The sources with a spectroscopic redshift and those without were treated separately, and the whole set was subdivided into five subsets. The first subset (S1) comprises spectra of objects with known z, whose number of degrees of freedom (d.o.f.) is equal to or larger than 8 when both $\Gamma $ and $N_{\rm H}$ are left as free parameters, and the mos/pn normalization is frozen to its best fit value before estimating the errors. This corresponds to a total number of counts equal to or larger than 220. The 90% confidence intervals on $N_{\rm H}$ and $\Gamma $ were therefore calculated with $\Delta\chi^2 = 4.61$. The results for the 44 S1 sources are presented in Table 1, where the following information is given: in Col. 2 the optical classification (AGN1 and AGN2 with their usual meaning, but see Paper IV, ELG = Emission Line Galaxy, ETG = Early Type Galaxy; the few objects reclassified differently from Paper IV are starred), in Col. 3 the redshift, in Col. 4 the instrument(s) used (pm = pn and mos combined), in Cols. 5-7, $N_{\rm H}$, $\Gamma $ and $\chi^2$/d.o.f., in Col. 8 the 2-10 keV flux F as observed (when applicable, the mean of the pn and mos values), in Col. 9 the same corrected for the absorption Fu, and the corresponding luminosity in Col. 10, computed using a cosmology with H0 = 70 km s-1 Mpc-1, ${\Omega}_m = 0.3$ and ${\Lambda} = 0.7$, and the K-correction appropriate for the best fit value of $\Gamma $. Note that throughout the next sections Fu will be used.

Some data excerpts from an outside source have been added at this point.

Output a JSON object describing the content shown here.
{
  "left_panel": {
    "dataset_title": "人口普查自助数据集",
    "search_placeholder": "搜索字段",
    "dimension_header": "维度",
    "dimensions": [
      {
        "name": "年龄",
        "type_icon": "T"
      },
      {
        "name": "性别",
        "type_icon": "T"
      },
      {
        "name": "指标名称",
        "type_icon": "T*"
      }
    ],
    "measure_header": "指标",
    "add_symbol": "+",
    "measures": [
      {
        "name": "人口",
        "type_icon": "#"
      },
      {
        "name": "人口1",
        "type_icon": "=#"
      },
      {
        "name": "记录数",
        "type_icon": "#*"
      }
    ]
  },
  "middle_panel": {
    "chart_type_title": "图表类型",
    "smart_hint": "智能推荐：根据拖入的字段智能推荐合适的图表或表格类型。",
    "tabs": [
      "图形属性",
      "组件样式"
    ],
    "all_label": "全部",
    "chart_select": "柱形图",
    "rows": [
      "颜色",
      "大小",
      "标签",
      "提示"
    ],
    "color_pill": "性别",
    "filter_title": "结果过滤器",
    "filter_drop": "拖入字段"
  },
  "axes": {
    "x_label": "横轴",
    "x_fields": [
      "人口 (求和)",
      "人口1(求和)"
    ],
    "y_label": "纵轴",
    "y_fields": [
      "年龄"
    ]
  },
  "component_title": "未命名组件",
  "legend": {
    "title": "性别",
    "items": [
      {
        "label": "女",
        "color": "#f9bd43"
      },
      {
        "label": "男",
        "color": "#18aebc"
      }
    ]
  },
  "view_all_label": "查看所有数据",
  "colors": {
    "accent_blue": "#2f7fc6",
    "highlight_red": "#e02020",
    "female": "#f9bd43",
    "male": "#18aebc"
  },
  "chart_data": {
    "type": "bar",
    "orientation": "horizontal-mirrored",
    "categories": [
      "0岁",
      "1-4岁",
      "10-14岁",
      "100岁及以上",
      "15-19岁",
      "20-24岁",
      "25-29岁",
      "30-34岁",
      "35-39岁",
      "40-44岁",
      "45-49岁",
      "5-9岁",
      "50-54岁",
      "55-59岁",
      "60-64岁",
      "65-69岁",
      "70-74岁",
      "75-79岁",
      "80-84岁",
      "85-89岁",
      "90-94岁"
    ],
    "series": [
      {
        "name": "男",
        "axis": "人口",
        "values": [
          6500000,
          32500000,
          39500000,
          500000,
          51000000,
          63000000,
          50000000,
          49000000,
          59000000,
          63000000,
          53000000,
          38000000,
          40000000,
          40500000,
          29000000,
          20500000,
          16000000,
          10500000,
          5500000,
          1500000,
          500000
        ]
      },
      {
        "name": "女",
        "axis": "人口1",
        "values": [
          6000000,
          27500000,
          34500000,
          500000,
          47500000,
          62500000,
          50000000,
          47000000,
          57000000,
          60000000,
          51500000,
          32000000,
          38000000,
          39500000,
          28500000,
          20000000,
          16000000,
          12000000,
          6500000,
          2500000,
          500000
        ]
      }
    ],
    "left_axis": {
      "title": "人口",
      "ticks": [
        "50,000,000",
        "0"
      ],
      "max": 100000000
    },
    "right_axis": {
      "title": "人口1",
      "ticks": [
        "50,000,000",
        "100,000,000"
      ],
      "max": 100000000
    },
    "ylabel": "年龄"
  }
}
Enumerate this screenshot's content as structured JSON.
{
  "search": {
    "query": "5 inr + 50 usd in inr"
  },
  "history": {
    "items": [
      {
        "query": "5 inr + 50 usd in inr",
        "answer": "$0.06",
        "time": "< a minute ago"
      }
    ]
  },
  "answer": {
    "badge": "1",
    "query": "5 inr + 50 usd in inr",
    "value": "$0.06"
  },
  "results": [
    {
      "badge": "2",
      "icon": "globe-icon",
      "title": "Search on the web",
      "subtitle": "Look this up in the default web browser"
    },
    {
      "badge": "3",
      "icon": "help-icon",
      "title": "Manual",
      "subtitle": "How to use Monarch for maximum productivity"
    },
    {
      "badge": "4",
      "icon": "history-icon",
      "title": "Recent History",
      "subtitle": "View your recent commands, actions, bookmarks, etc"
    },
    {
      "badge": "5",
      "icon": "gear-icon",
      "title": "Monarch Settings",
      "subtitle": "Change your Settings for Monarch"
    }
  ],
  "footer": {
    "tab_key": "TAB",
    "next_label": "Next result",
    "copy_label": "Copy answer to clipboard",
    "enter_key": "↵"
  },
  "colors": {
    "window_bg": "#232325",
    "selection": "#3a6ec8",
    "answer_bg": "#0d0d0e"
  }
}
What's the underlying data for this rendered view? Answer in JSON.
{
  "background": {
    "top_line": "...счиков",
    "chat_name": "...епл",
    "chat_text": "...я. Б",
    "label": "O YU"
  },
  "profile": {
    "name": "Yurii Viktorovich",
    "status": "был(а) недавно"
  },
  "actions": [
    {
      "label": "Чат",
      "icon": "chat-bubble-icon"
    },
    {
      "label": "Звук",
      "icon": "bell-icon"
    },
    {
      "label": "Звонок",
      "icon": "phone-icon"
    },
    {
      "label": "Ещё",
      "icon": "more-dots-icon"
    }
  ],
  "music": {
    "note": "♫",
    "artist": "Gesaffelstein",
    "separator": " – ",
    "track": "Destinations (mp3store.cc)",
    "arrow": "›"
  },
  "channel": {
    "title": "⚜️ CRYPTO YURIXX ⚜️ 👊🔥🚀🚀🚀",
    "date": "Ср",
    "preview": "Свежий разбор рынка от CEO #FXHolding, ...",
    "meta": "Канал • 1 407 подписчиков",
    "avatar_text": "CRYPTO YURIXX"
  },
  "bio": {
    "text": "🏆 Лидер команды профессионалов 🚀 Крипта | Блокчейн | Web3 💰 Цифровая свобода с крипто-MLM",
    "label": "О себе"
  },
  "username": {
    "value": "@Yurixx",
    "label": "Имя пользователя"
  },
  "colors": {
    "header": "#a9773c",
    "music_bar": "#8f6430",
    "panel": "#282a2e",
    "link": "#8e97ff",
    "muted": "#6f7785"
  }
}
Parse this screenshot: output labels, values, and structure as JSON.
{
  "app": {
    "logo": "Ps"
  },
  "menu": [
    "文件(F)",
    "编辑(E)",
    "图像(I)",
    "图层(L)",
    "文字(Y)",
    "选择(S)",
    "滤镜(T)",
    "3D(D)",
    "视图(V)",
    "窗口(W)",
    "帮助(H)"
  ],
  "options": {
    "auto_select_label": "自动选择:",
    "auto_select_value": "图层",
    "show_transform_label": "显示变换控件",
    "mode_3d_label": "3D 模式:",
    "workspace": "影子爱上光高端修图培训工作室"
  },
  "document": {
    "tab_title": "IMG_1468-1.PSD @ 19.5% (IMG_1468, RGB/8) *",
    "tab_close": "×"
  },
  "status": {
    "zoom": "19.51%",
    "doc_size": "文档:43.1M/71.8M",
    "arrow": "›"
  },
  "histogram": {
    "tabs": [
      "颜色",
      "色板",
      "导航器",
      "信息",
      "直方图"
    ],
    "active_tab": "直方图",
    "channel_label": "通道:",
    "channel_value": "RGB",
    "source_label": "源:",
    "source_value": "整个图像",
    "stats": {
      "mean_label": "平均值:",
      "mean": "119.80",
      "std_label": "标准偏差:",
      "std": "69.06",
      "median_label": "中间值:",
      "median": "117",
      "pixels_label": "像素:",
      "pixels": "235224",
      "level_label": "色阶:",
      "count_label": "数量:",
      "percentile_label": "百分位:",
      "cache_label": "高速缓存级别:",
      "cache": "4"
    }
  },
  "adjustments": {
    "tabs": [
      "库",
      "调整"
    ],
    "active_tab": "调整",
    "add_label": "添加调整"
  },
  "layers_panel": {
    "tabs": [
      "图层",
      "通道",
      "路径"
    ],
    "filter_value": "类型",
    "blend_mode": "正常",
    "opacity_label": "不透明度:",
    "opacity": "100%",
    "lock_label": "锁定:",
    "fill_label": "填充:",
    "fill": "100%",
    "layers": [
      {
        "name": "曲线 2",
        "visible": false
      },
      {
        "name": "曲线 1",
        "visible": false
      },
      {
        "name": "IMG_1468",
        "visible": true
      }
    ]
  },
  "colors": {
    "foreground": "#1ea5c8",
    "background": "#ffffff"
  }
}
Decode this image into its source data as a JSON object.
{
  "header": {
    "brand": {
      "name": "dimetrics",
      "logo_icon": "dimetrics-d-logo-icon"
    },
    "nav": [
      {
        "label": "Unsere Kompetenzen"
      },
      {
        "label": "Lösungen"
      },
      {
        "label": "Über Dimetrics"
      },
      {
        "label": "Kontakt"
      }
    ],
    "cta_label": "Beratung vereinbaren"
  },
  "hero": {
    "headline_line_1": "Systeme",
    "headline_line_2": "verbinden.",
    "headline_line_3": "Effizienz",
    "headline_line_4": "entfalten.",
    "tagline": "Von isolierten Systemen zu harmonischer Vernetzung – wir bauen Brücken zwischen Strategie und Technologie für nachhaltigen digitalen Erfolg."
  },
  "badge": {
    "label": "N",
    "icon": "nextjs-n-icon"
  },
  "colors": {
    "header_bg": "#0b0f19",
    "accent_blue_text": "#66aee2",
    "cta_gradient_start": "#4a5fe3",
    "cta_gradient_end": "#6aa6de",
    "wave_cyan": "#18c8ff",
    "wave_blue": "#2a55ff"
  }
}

The distribution of $\Gamma $ from Table 1 is given in Fig. 1 as a function of the redshift. The linear correlation coefficient between the two quantities is -0.094, thus any significant dependence on the redshift can be excluded. The sample was then used to evaluate the weighted mean of the spectral index, which is equal to 1.90, with a dispersion equal to $\pm$0.22. This justifies the adoption, which follows, of the fixed value $\Gamma=1.9$ for sources with poorer photon statistics.


  \begin{figure}
\par\includegraphics[angle=-90,width=7.9cm,clip]{0118Fig1.ps}\end{figure} Figure 1: The spectral index $\Gamma $ of the S1 sources as a function of redshift.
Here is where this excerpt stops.